Taking inspiration from Kanye, in Rodeo Travis gives us the gothic sound that he helped Kanye craft on Yeezus with songs I Am God, Guilt Trip and New Slaves and later expanded on with his stellar sophomore mixtape, Days Before Rodeo. But here, some of the auto-tune audio-synth is murky and at times hard to understand.
The key to pulling off the futuristic, experimental synth-rap sound that works so well for ‘Ye and Cudi is having tight raps to back it up, which Travis unfortunately doesn’t. In the song Apple Pie, Travis even says, “I am everything, except a rapper”, which is a confusing statement to make on a rap album.

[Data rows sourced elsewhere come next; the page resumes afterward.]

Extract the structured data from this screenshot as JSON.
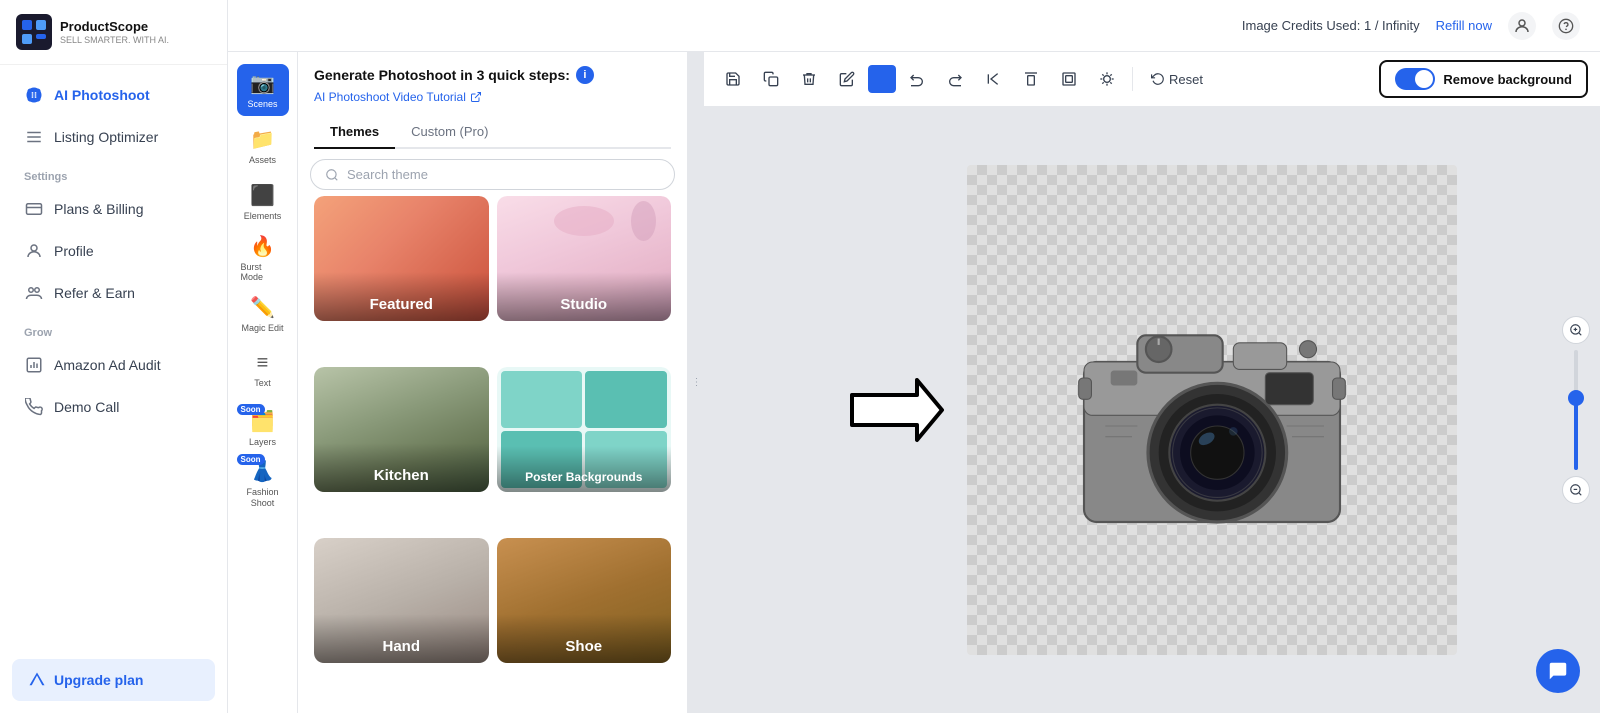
{
  "app": {
    "name": "ProductScope",
    "tagline": "SELL SMARTER. WITH AI."
  },
  "topbar": {
    "credits_label": "Image Credits Used: 1 / Infinity",
    "refill_label": "Refill now"
  },
  "sidebar": {
    "nav_items": [
      {
        "id": "ai-photoshoot",
        "label": "AI Photoshoot",
        "active": true
      },
      {
        "id": "listing-optimizer",
        "label": "Listing Optimizer",
        "active": false
      }
    ],
    "settings_label": "Settings",
    "settings_items": [
      {
        "id": "plans-billing",
        "label": "Plans & Billing"
      },
      {
        "id": "profile",
        "label": "Profile"
      },
      {
        "id": "refer-earn",
        "label": "Refer & Earn"
      }
    ],
    "grow_label": "Grow",
    "grow_items": [
      {
        "id": "amazon-ad-audit",
        "label": "Amazon Ad Audit"
      },
      {
        "id": "demo-call",
        "label": "Demo Call"
      }
    ],
    "upgrade_label": "Upgrade plan"
  },
  "toolbar": {
    "items": [
      {
        "id": "scenes",
        "label": "Scenes",
        "active": true
      },
      {
        "id": "assets",
        "label": "Assets",
        "active": false
      },
      {
        "id": "elements",
        "label": "Elements",
        "active": false
      },
      {
        "id": "burst-mode",
        "label": "Burst Mode",
        "active": false
      },
      {
        "id": "magic-edit",
        "label": "Magic Edit",
        "active": false
      },
      {
        "id": "text",
        "label": "Text",
        "active": false
      },
      {
        "id": "layers",
        "label": "Layers",
        "active": false,
        "soon": true
      },
      {
        "id": "fashion-shoot",
        "label": "Fashion Shoot",
        "active": false,
        "soon": true
      }
    ]
  },
  "themes": {
    "steps_title": "Generate Photoshoot in 3 quick steps:",
    "tutorial_label": "AI Photoshoot Video Tutorial",
    "tabs": [
      {
        "id": "themes",
        "label": "Themes",
        "active": true
      },
      {
        "id": "custom-pro",
        "label": "Custom (Pro)",
        "active": false
      }
    ],
    "search_placeholder": "Search theme",
    "cards": [
      {
        "id": "featured",
        "label": "Featured",
        "class": "theme-featured"
      },
      {
        "id": "studio",
        "label": "Studio",
        "class": "theme-studio"
      },
      {
        "id": "kitchen",
        "label": "Kitchen",
        "class": "theme-kitchen"
      },
      {
        "id": "poster-backgrounds",
        "label": "Poster Backgrounds",
        "class": "theme-poster"
      },
      {
        "id": "hand",
        "label": "Hand",
        "class": "theme-hand"
      },
      {
        "id": "shoe",
        "label": "Shoe",
        "class": "theme-shoe"
      }
    ]
  },
  "canvas": {
    "reset_label": "Reset",
    "remove_bg_label": "Remove background",
    "toggle_on": true
  },
  "chat": {
    "icon": "💬"
  }
}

Travis is far from a show-stopping rapper, which I feel like we might have known from his two mixtapes (where he actually comes a lot harder on the raps than he does in Rodeo). So why else would you listen to the latest rap album if not for well-crafted raps? You might pick up the album because of his ear for putting together producers, engineers, and guests to create killer fresh-sounding tracks. With exposure and endorsement from Kanye, along with the inspiration of Kid Cudi’s Man on the Moon, Rodeo had all the makings of an album worth waiting for. Needless to say, the hype behind his debut album was enormous.
But it seems that the hype was too much for Travis to live up to. He is simply overshadowed as a rapper by the illustrious guests he raps alongside: Kanye West, Justin Bieber, The Weeknd, Chief Keef, Future, ScHoolboy Q, Quavo, Young Thug.
The only time I found myself turning up the volume when driving the truck around Melbourne streets was during the guest verses from 2 Chainz and, weirdly enough, Justin Bieber. Whatever your opinion of Justin Bieber, he delivers a surprisingly good verse on Maria I’m Drunk, one of the more thrilling numbers on the album which pairs Bieber with Young Thug. The track is a rework of the Travis Scott and Young Thug collab Drunk, with Bieber subbing in for Travis for the second verse. It is such an unlikely combo of pop star and rapper that the track reads as skippable – but it actually makes for a better song than the original.
There’s a lack of narrative or identity on Rodeo, and I found Travis repeatedly falling back on overused ideas like too many blunts and too much liquor. In fact, OK Alright and Never Catch Me, billed as bonus tracks, actually deliver more of the personal and entertaining approach that has been missing from the main tracks on the album.
I’m not saying Rodeo is a bad album: it fits together as a whole, but individually the songs aren’t great. It might be a good debut for someone else, just not for Travis. He has proven himself a solid producer and music video director, but his rap game is just not up to the standard you’d expect in an album. He might have been better off taking the Statik Selektah approach, gathering the who’s who of the rap game to spit 16 over his tracks.
There are definitely a few bangers on the album with some surprisingly good moments – “30 30 3,500 for the coat/only real n***** keep you float/only trill n***** I know,” is catchy as fuck and I’ve rapped it at my dog for the past two days (with “puppy” in place of the n-words). But it shouldn’t be a case of a few songs being only ‘surprisingly’ good, and in a year that has given us To Pimp a Butterfly; I Don’t Like Shit, I Don’t Go Outside; Songs in the Key of Price, Sean Price’s posthumous tribute; and two Ghostface albums, I can’t help but look at this and wonder if it was really ready.